自社で製造している製品の特性に合わせて最適な需要予測ができるよう、それぞれの要因を加味したアルゴリズムを10種類以上、用意している。
10種類以上のアルゴリズムを用意する理由を藤原氏は、「AI技術を使った需要予測の精度は100%ではありません。販売数量が多く需要変動が小さな商品には適していても、販売量が少なく需要変動が大きな商品には適さないといった特性もあります。それだけに、取り扱う製品に応じて、データを使った予測の立て方を変化させなければなりません」と説明する。

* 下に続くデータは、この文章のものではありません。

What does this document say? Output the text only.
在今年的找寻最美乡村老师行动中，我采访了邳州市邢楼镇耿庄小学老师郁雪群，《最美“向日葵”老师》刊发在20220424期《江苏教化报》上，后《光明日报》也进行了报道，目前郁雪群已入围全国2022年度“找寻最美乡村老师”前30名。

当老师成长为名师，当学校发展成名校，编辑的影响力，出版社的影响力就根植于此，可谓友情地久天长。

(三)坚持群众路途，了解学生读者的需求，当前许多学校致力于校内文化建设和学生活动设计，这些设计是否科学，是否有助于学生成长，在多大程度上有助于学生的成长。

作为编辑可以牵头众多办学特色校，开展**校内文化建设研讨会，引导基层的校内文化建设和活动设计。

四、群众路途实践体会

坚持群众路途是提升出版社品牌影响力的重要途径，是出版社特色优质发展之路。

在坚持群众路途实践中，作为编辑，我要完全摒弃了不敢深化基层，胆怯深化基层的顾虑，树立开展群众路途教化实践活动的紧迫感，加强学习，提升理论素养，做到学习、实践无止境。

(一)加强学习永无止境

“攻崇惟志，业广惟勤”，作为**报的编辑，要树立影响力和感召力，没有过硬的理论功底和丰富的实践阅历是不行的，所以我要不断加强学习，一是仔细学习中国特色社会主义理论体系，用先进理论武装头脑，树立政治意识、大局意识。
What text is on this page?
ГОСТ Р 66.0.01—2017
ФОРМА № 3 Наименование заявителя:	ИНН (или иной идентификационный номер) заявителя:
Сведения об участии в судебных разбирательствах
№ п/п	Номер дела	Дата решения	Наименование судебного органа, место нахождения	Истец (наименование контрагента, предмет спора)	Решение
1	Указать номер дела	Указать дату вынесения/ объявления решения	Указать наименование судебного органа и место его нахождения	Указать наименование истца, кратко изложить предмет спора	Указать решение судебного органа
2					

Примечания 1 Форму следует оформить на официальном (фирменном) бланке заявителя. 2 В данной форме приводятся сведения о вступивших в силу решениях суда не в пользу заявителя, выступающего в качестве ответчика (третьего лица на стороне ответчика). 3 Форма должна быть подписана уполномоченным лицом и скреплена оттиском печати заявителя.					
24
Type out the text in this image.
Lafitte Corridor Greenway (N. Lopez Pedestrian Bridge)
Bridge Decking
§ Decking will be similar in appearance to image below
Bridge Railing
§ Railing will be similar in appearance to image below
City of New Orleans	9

PlanNELを使うことで、データに基づく需要予測をベースに、サプライチェーンネットワークの依存関係を加味した複数拠点の在庫計画や在庫の補充計画、販売計画を一元的かつ効率的に立案できるようになる。「データを根拠に需要予測をしっかりと立てることが大切です。需要予測をしっかり立てることにより、例えば『営業担当者の販売見込みや販売計画に根拠が見えないうえに、実際の売り上げとの乖離(かいり)が頻繁に起きる』といった課題が解消されることになります」(藤原氏)という。
加えてPlanNELは、需要予測だけでなく、シミュレーションにより意思決定を支援する。例えば、工場の生産能力や輸送能力、輸送経路のリードタイムなど、さまざまな制約を考慮しながら、安全在庫や発注点、発注量をシミュレーションすれば、過剰在庫・欠品率を引き下げられるとしている。